La viralité de la « voix d’avril » a de quoi inquiéter les censeurs. Selon What’s On Weibo, un site anglophone qui passe en revue l’actualité de Weibo, ce vidéo-clip est le contenu critique à l’égard des autorités chinoises le plus discuté sur Internet depuis le décès de Li Wenliang, l’un des huit premiers lanceurs d’alerte du coronavirus à Wuhan. Une diffusion libre de cette vidéo aurait donc le potentiel de mobiliser l’opinion publique contre la mise en place du confinement. La censure de la vidéo, ainsi que des commentaires relatifs à celle-ci, s’explique donc par deux facteurs. Primo, elle diminue auprès de l’audience chinoise la visibilité du mécontentement des Shanghaïens, ce qui réduit les risques de mobilisations collectives. Secundo, la censure protège le gouvernement contre la pression publique et lui permet de ne pas changer d’agenda, et donc de continuer d’appliquer la politique de « zéro Covid ».

Le pouvoir des internautes dans une Chine autoritaire

La censure de la « voix d’avril » est caractérisée par une approche à la fois coercitive et conciliante de la part de l’État. Le confinement de Shanghaï marque moins par la répression que par la recherche de l’apaisement des internautes. Alors que la répression est monnaie courante dans des régimes autoritaires, l’apaisement est moins fréquent.

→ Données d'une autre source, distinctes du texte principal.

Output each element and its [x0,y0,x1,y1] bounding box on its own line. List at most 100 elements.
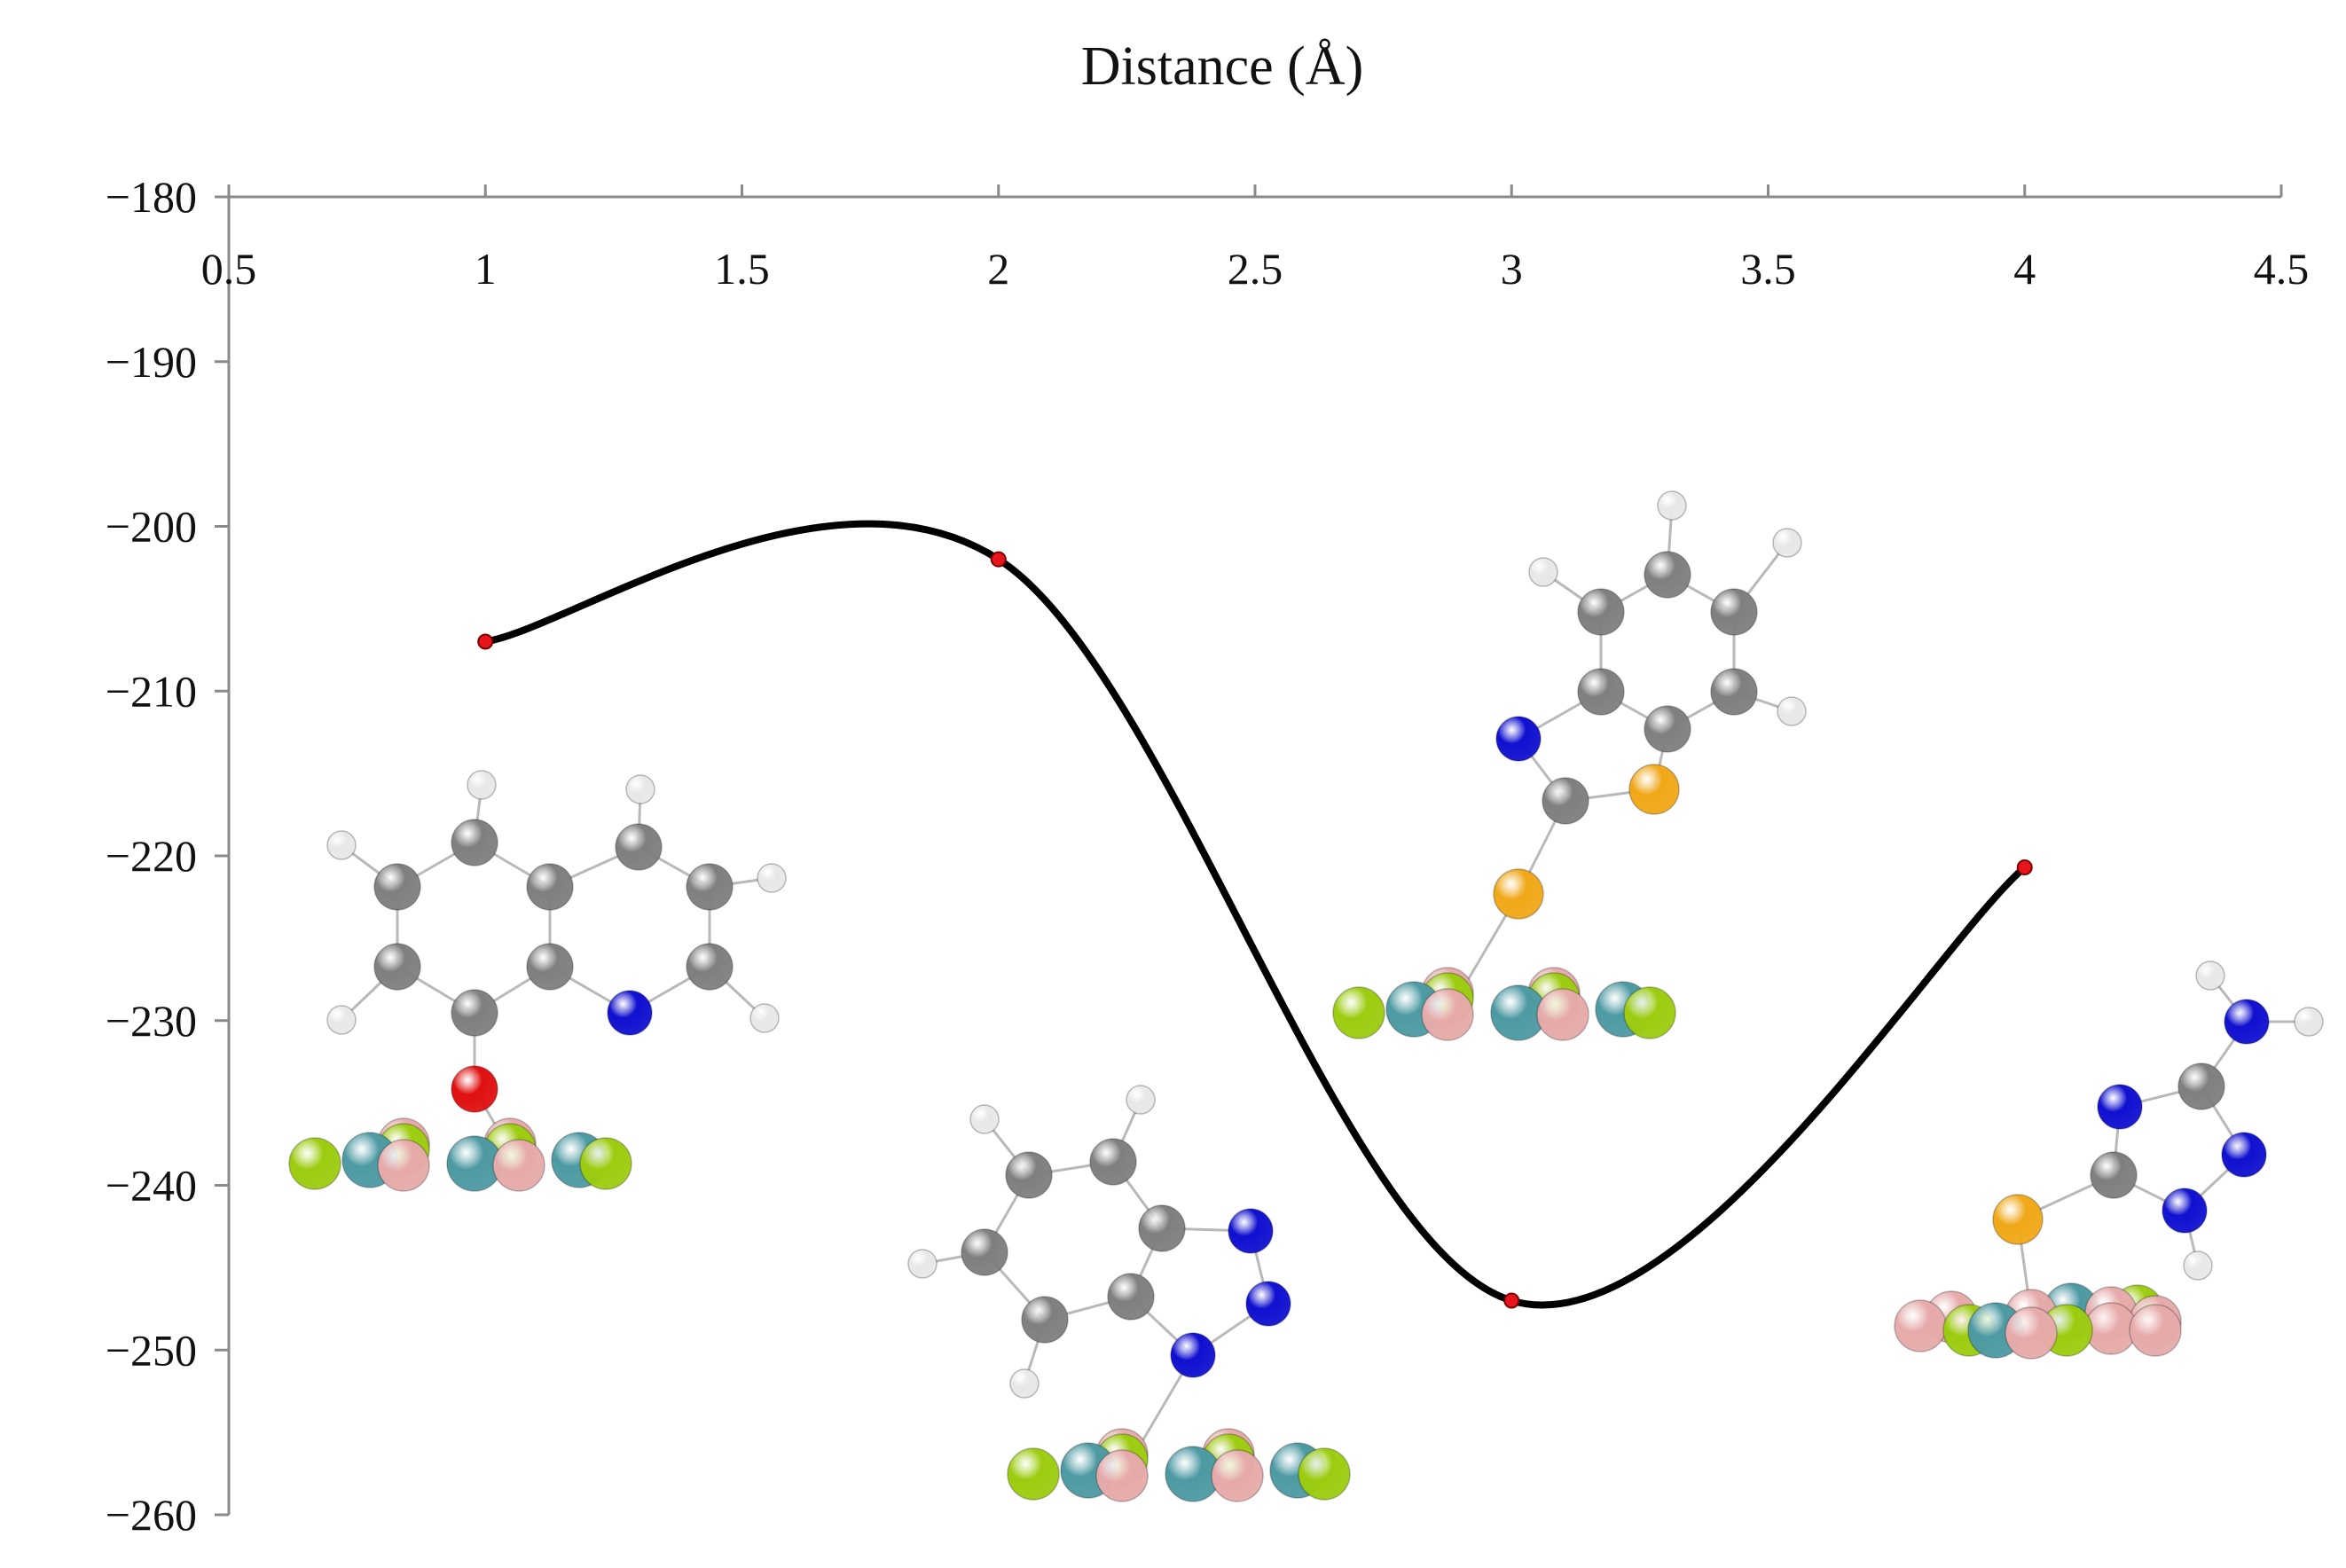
atom [1126,1085,1156,1115]
energy-curve [482,520,2028,1309]
atom [451,989,498,1037]
x-tick-label: 1.5 [714,244,770,294]
atom [1245,1281,1291,1327]
axes: 0.5 1 1.5 2 2.5 3 3.5 4 4.5 −180 −190 −200 −210 −220 −… [106,172,2309,1540]
molecule-benzotriazole [907,1085,1351,1502]
atom [961,1228,1008,1276]
atom [492,1139,545,1192]
atom [1021,1296,1069,1344]
atom [1089,1138,1137,1186]
atom [373,863,421,911]
x-tick-label: 3 [1501,244,1523,294]
atom [2005,1306,2058,1360]
atom [1421,988,1474,1041]
atom [451,1065,498,1113]
atom [1772,528,1802,558]
atom [326,830,357,860]
atom [526,863,574,911]
y-tick-label: −240 [106,1161,197,1211]
atom [1710,588,1758,636]
atom [2195,960,2225,991]
atom [1495,716,1542,762]
atom [1577,588,1625,636]
data-point [2016,859,2033,876]
atom [326,1005,357,1035]
atom [1009,1368,1040,1399]
atom [1107,1273,1155,1321]
atom [2177,1062,2225,1110]
y-tick-label: −200 [106,502,197,552]
atom [1542,777,1589,825]
data-point [477,633,494,650]
atom [1710,668,1758,716]
atom [2097,1084,2143,1130]
x-axis-title: Distance (Å) [1081,36,1363,97]
atom [526,943,574,991]
plot-area [477,520,2033,1309]
x-tick-label: 3.5 [1740,244,1796,294]
atom [2129,1304,2182,1357]
atom [2224,999,2270,1045]
y-tick-label: −230 [106,996,197,1046]
atom [1644,705,1691,753]
y-tick-label: −210 [106,666,197,716]
atom [686,863,734,911]
atom [607,990,653,1036]
atom [1623,986,1676,1039]
atom [467,770,497,800]
x-tick-label: 4.5 [2254,244,2310,294]
atom [377,1139,430,1192]
atom [1298,1447,1351,1501]
x-tick-label: 0.5 [201,244,257,294]
atom [2090,1151,2138,1199]
atom [1170,1332,1216,1378]
atom [2183,1250,2213,1281]
atom [1095,1449,1149,1502]
atom [579,1137,632,1190]
atom [451,819,498,866]
molecule-aminotriazole-thiol [1894,960,2324,1360]
atom [2221,1132,2267,1178]
atom [686,943,734,991]
molecule-mercaptobenzothiazole [1332,490,1807,1041]
atom [1493,868,1544,920]
atom [749,1003,780,1033]
atom [373,943,421,991]
atom [969,1104,1000,1134]
molecule-illustrations [288,490,2324,1502]
atom [1992,1194,2044,1245]
data-point [990,551,1007,568]
data-point [1503,1292,1520,1309]
atom [1536,988,1589,1041]
x-tick-label: 2.5 [1228,244,1283,294]
atom [1228,1208,1274,1254]
x-tick-label: 2 [987,244,1009,294]
molecule-8-hydroxyquinoline [288,770,787,1192]
y-tick-label: −220 [106,831,197,881]
atom [1007,1447,1060,1501]
y-tick-label: −260 [106,1490,197,1540]
atom [1628,764,1680,815]
atom [1894,1299,1947,1352]
atom [2084,1302,2138,1355]
y-tick-label: −250 [106,1325,197,1375]
atom [2162,1188,2208,1234]
x-tick-label: 4 [2013,244,2036,294]
x-tick-label: 1 [475,244,497,294]
atom [757,863,787,893]
atom [907,1249,938,1279]
atom [1528,557,1558,587]
atom [1332,986,1385,1039]
atom [2294,1007,2324,1037]
atom [615,823,663,871]
atom [1005,1151,1053,1199]
atom [1644,551,1691,599]
atom [1657,490,1687,521]
atom [1777,696,1807,726]
atom [1211,1449,1264,1502]
atom [1138,1204,1186,1252]
atom [288,1137,341,1190]
atom [625,774,655,804]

Un raisonnement par l’absurde permet de mieux saisir la difficulté à laquelle le régime de la RPC est confronté et les limites de sa puissance : si l’État chinois ne connaît pas de restrictions dans l’exercice de son pouvoir, pourquoi mobiliser des stratégies de subterfuge et ne pas expliquer aux internautes simplement que c’est à cause de la censure qu’ils ne peuvent pas entendre la « voix d’avril » ?

Le dilemme du régime entre la préservation de son pouvoir d’un côté, et la légitimation de son pouvoir de l’autre, ont des conséquences importantes sur la place des internautes en Chine. Ces derniers ont de quoi mettre le pouvoir sous pression et le forcer à se justifier, même sur des enjeux aussi sensibles que la censure.